The deal allows the charitable trust to realign its portfolio after a run-up in Hershey Co. stock but also indicates that the trust is not looking for a merger or acquisition after rejecting the Mondelez International Inc. takeover offer last year.
Wall Street punished Hershey stock on the news on Thursday, with shares shedding 1.8 percent, or $1.92, and closing at $105.52.
The Hershey Trust, which includes a state-chartered bank that manages the $13.8 billion in charitable assets for the Milton Hershey School, said on its website after the market closed Wednesday that it had sold 1.5 million shares back to the Hershey Co. for $106 a share. The chocolate company separately announced the deal Wednesday evening.
The Hershey Trust also sold 3 million shares to Morgan Stanley but did not disclose the price for those shares.
The stock sales represented about 6 percent of the trust's $7.8 billion stake in the chocolate company. And the charity will retain 80 percent voting control over the Fortune 500 corporation.
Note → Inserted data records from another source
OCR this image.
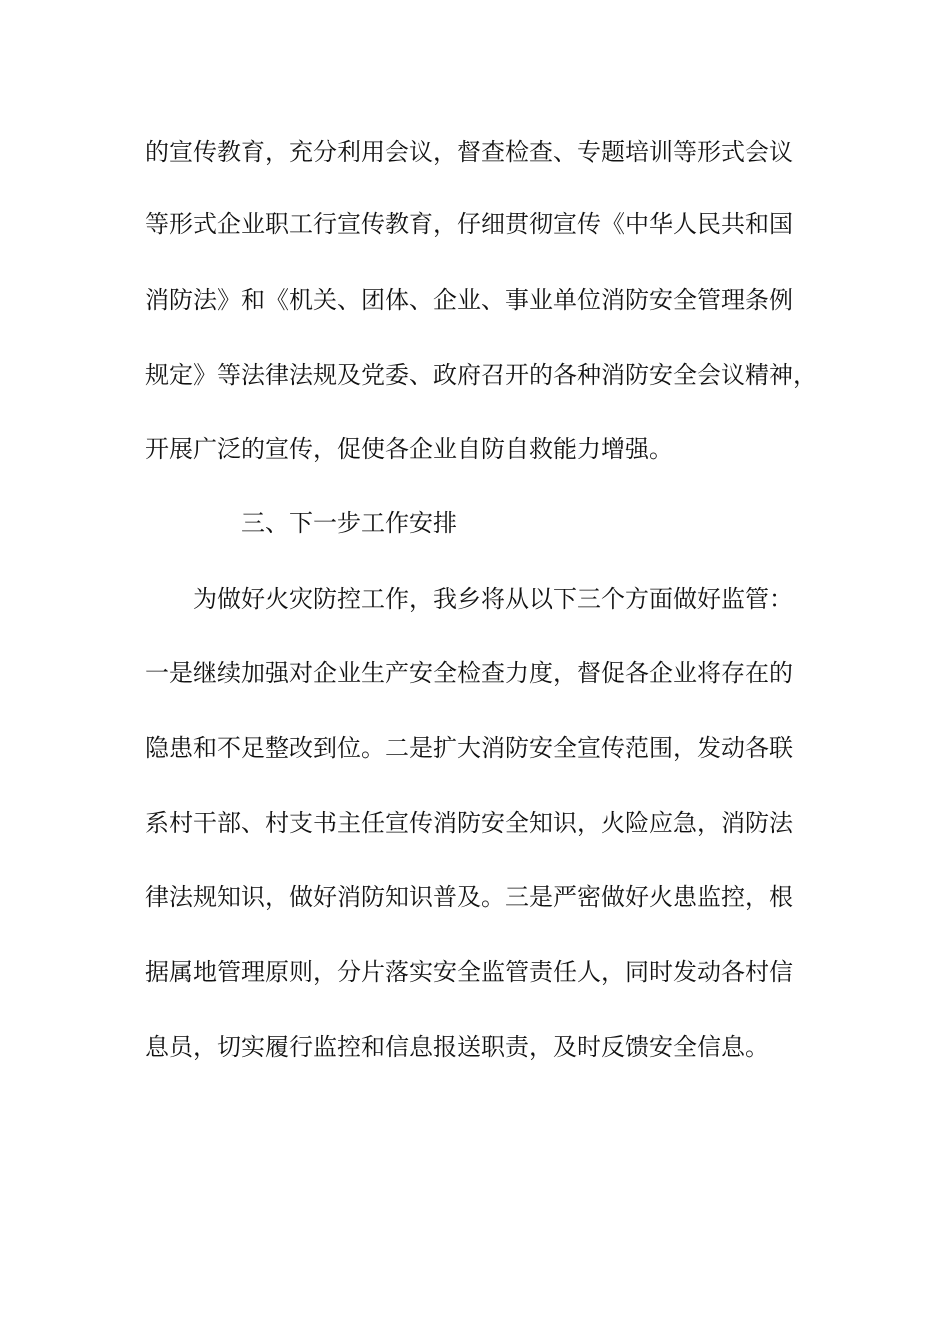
的宣传教育，充分利用会议，督查检查、专题培训等形式会议
等形式企业职工行宣传教育，仔细贯彻宣传《中华人民共和国
消防法》和《机关、团体、企业、事业单位消防安全管理条例
规定》等法律法规及党委、政府召开的各种消防安全会议精神，
开展广泛的宣传，促使各企业自防自救能力增强。
三、下一步工作安排
为做好火灾防控工作，我乡将从以下三个方面做好监管：
一是继续加强对企业生产安全检查力度，督促各企业将存在的
隐患和不足整改到位。二是扩大消防安全宣传范围，发动各联
系村干部、村支书主任宣传消防安全知识，火险应急，消防法
律法规知识，做好消防知识普及。三是严密做好火患监控，根
据属地管理原则，分片落实安全监管责任人，同时发动各村信
息员，切实履行监控和信息报送职责，及时反馈安全信息。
"We are confident and firm supporters of the Hershey Co. and its management team as they successfully position the company for sustainable growth and value," said Velma Redmond, chairman of the Hershey Trust Co. board.
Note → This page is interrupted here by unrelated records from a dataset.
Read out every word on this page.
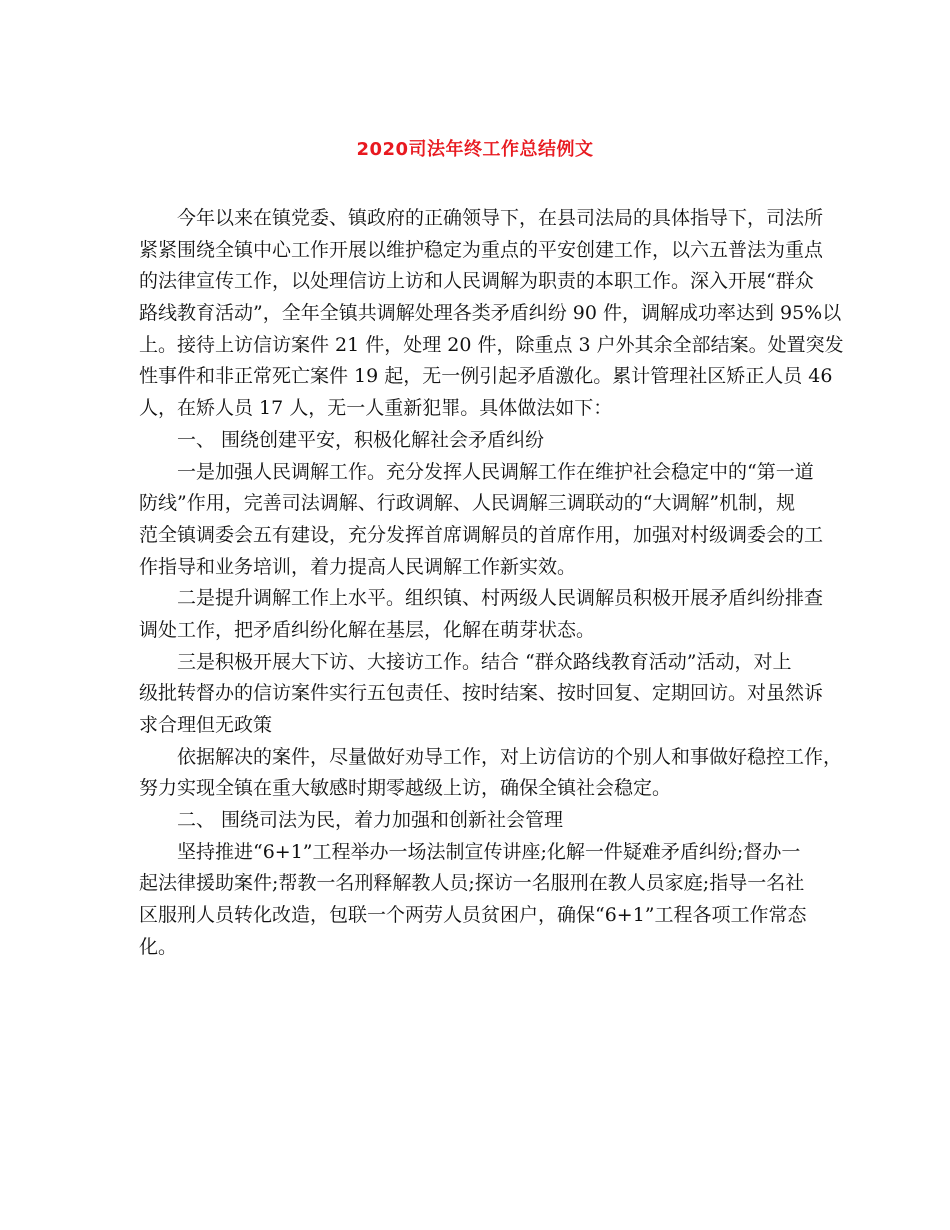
2020司法年终工作总结例文
今年以来在镇党委、镇政府的正确领导下，在县司法局的具体指导下，司法所
紧紧围绕全镇中心工作开展以维护稳定为重点的平安创建工作，以六五普法为重点
的法律宣传工作，以处理信访上访和人民调解为职责的本职工作。深入开展“群众
路线教育活动”，全年全镇共调解处理各类矛盾纠纷 90 件，调解成功率达到 95%以
上。接待上访信访案件 21 件，处理 20 件，除重点 3 户外其余全部结案。处置突发
性事件和非正常死亡案件 19 起，无一例引起矛盾激化。累计管理社区矫正人员 46
人，在矫人员 17 人，无一人重新犯罪。具体做法如下：
一、 围绕创建平安，积极化解社会矛盾纠纷
一是加强人民调解工作。充分发挥人民调解工作在维护社会稳定中的“第一道
防线”作用，完善司法调解、行政调解、人民调解三调联动的“大调解”机制，规
范全镇调委会五有建设，充分发挥首席调解员的首席作用，加强对村级调委会的工
作指导和业务培训，着力提高人民调解工作新实效。
二是提升调解工作上水平。组织镇、村两级人民调解员积极开展矛盾纠纷排查
调处工作，把矛盾纠纷化解在基层，化解在萌芽状态。
三是积极开展大下访、大接访工作。结合 “群众路线教育活动”活动，对上
级批转督办的信访案件实行五包责任、按时结案、按时回复、定期回访。对虽然诉
求合理但无政策
依据解决的案件，尽量做好劝导工作，对上访信访的个别人和事做好稳控工作，
努力实现全镇在重大敏感时期零越级上访，确保全镇社会稳定。
二、 围绕司法为民，着力加强和创新社会管理
坚持推进“6+1”工程举办一场法制宣传讲座;化解一件疑难矛盾纠纷;督办一
起法律援助案件;帮教一名刑释解教人员;探访一名服刑在教人员家庭;指导一名社
区服刑人员转化改造，包联一个两劳人员贫困户，确保“6+1”工程各项工作常态
化。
Milton and Catherine Hershey bequeathed the family fortune in the early 20th century to the trust to finance what was then the Hershey orphanage and trade school, now the Milton Hershey School. The institution for kindergarten through 12th grade — which has been plagued by infighting and disputes over its mission over the last two decades — is the richest private school in the United States.
The Hershey Co. rejected a takeover bid by Mondelez International Inc. for a reported $115 a share in 2016. Hershey and other legacy packaged-food companies, among them Campbell Soup, have experienced slower sales growth as consumers shop for healthier choices. Nestle, one of the world's largest global chocolate companies, said in June that it was considering a sale of its American candy business, the home of treats that include Gobstoppers, Nerds, and Butterfinger and Crunch bars, as demand for sweets has fallen off in the United States.
In February, Hershey itself announced a 15 percent cutback in its global workforce, eliminating about 2,700 workers, as it seeks to cut costs amid slow sales growth. The company also has said it will innovate in its retail packaging and over time cut calories in its single-sale candy bars.
"We see more downside than upside in the near term for [Hershey Co.] shares," Pablo Zuanic, analyst with Bala Cynwyd-based Susquehanna Financial Group, wrote in a note on Thursday. "We would not recommend owning the stock on the assumption the trust will consider radical strategic changes."
Even with the stock sale, roughly 50 percent of the trust's assets will be concentrated in Hershey Co. stock through both common and super-voting shares, according to data.